We highly recommend that you keep notes about your work, so that you have a written record you can refer to in preparing your report.
Live variables analysis
The include/live_vregs.h
header file implements
global live variables analysis for virtual registers.
The include/live_mregs.h
header file implements global
live variables analysis for machine registers.
You may find these analyses useful for determining which instructions
are safe to eliminate after local optimizations are applied.
You can see the results of live variables analysis by running the compiler program
using the -h -D liveness
command line options (for liveness of
virtual registers) or -D liveness
(omitting -h
means we’re running
the live machine registers analysis on low-level code.)
For example:
$ASSIGN05_DIR/nearly_cc -h -D liveness input/example02.c
The command above should result in a printout of the basic blocks of the high-level code for each function, with each instruction (and the beginning and end of each basic block) being annotated with a set of virtual registers which are alive.
To use LiveVregs
as part of an optimization would look something like this:
// in the .h file
class MyOptimization : public ControlFlowGraphTransform {
private:
LiveVregs m_live_vregs;
public:
MyOptimization(std::shared_ptr<ControlFlowGraph> cfg);
~MyOptimization();
virtual std::shared_ptr<InstructionSequence>
transform_basic_block(std::shared_ptr<InstructionSequence> orig_bb);
};
// in the .cpp file
MyOptimization::MyOptimization(std::shared_ptr<ControlFlowGraph> cfg)
: ControlFlowGraphTransform(cfg)
, m_live_vregs(cfg) {
m_live_vregs.execute();
}
MyOptimization::~MyOptimization() {
}
std::shared_ptr<InstructionSequence>
MyOptimization::transform_basic_block(std::shared_ptr<InstructionSequence> orig_bb) {
// ...
}
For example, let’s say you are implementing dead store elimination as a subclass
of ControlFlowGraphTransform
. In the transform_basic_block
function
you might have code that looks something like this:
std::shared_ptr<InstructionSequence> result_iseq =
std::make_shared<InstructionSequence>();
for (auto i = orig_bb->cbegin(); i != orig_bb->cend(); ++i) {
Instruction *orig_ins = *i;
bool preserve_instruction = true;
if (HighLevel::is_def(orig_ins)) {
Operand dest = orig_ins->get_operand(0);
LiveVregs::FactType live_after =
m_live_vregs.get_fact_after_instruction(orig_bb, orig_ins);
if (!live_after.test(dest.get_base_reg()))

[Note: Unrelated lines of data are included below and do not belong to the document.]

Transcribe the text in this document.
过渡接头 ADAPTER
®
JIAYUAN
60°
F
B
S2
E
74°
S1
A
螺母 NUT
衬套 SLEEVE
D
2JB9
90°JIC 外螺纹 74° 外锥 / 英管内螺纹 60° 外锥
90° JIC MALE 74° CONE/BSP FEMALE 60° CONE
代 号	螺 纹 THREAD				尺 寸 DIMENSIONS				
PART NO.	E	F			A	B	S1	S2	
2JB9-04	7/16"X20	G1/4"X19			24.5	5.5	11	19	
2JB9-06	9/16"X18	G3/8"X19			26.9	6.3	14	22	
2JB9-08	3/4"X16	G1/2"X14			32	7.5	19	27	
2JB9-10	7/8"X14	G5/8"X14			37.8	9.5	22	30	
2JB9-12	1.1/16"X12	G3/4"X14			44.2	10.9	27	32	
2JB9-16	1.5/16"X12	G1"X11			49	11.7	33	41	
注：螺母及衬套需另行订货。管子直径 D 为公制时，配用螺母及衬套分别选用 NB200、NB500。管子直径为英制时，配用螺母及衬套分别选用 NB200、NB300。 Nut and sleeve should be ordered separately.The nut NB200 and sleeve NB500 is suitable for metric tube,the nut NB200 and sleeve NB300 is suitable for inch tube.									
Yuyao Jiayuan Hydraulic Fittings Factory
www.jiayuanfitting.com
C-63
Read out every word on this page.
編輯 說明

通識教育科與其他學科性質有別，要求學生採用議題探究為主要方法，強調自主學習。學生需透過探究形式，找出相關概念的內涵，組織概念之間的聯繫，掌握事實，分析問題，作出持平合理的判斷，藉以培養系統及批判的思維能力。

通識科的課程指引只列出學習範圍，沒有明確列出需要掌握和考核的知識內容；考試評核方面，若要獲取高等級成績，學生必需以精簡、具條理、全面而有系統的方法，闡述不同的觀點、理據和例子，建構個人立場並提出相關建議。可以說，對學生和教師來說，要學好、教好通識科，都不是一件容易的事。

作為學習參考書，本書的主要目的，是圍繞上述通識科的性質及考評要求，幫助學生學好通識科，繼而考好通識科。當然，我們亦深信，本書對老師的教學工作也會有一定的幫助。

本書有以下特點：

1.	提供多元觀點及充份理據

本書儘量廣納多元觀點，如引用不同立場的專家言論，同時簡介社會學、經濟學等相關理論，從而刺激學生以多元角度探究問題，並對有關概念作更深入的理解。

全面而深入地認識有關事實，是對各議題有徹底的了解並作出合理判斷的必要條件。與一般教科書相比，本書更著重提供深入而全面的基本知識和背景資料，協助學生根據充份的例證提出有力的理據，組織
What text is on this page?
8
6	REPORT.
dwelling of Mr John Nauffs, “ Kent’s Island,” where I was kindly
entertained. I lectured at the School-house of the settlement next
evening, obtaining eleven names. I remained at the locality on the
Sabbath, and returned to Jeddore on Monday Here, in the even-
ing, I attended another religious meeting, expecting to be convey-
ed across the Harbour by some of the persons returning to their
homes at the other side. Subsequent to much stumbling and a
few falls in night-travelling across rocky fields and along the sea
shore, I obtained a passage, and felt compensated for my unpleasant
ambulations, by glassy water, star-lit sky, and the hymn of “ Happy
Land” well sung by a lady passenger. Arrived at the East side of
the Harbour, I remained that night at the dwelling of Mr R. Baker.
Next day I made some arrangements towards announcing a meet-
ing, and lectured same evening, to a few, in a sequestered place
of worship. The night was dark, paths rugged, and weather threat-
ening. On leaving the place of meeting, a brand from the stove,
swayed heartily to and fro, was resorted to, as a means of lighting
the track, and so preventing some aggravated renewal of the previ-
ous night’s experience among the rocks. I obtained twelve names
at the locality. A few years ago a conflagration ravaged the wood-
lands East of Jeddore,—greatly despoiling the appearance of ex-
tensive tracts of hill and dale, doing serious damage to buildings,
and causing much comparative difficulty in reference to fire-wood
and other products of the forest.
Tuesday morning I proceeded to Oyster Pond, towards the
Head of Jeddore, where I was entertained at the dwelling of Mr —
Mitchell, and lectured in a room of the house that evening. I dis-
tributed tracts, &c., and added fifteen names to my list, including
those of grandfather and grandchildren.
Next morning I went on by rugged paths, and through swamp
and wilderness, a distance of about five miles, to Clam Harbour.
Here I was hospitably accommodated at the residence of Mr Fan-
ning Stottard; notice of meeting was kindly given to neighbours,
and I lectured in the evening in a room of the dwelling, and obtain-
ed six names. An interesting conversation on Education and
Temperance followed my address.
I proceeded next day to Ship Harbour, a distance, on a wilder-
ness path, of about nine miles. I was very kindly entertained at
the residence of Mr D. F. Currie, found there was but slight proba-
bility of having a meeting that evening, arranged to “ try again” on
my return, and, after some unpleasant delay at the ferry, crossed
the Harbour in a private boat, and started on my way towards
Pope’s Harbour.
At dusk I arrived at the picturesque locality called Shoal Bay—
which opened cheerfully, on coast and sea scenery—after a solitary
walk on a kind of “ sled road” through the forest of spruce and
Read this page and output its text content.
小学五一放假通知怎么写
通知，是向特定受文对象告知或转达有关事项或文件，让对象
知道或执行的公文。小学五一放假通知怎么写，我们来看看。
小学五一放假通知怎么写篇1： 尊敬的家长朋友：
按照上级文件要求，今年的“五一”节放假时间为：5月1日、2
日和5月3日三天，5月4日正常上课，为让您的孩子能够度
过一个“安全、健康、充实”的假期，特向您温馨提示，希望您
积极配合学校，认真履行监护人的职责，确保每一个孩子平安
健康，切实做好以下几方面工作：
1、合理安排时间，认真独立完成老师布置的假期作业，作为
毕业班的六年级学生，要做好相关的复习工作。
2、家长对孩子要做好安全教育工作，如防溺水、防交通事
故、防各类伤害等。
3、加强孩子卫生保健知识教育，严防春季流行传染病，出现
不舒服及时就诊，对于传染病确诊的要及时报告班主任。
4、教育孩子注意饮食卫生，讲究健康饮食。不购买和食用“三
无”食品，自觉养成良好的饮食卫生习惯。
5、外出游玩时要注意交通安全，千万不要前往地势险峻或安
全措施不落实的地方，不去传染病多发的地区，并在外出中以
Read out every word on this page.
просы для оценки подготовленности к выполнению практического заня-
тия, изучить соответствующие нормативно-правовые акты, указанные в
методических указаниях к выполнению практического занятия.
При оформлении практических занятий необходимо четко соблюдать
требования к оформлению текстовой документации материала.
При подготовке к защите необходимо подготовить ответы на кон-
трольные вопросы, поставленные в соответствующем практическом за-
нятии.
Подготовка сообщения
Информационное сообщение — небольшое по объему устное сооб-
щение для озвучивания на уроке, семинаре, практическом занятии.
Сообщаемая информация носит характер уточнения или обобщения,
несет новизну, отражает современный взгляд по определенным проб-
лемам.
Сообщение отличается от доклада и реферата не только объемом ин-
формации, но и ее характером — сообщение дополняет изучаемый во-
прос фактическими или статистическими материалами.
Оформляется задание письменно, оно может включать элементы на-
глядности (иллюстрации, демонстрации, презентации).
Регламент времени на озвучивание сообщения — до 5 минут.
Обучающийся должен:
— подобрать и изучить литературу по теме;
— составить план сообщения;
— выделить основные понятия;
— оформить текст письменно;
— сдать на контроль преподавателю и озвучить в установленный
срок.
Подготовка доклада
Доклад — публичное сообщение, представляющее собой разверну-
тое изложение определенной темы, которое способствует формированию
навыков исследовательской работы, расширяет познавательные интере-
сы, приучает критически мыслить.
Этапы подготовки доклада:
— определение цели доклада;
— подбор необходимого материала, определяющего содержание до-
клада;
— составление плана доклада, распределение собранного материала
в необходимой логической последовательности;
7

// destination register is dead immediately after this instruction,
// so it can be eliminated
preserve_instruction = false;
}
if (preserve_instruction)
result_iseq->append(orig_ins->duplicate());
}
return result_iseq;
The code above would eliminate any instructions which assign to a virtual register which is immediately dead.
Generated code examples
The public test repository contains examples of unoptimized and optimized code generated for the test programs. Here are a few selections (see the test repository for the full set):
The optimizations implemented are:
- Global assignment of callee-saved registers to local variables (with ranking placing higher priority on variables used in loops)
- Two iterations of
- Constant propagation
- Local value numbering and replacement of redundant computations with copies of previously computed values
- Copy propagation
- Removal of instructions in which the destination operand is immediately dead
- Local register allocation (using all argument registers that aren’t needed for function calls)
In addition, the “LL peep” column shows the generated code with low-level peephole optimizations enabled. These optimizations replace less-efficient idioms in the generated low-level code with better idioms, including
- use of index/scaled addressing mode for array element references
- loop conditions emitted using
cmp
followed immediately by a conditional jump - elimination of unnecessary intermediate registers in arithmetic
See the Peephole optimization section for some additional information about peephole optimization.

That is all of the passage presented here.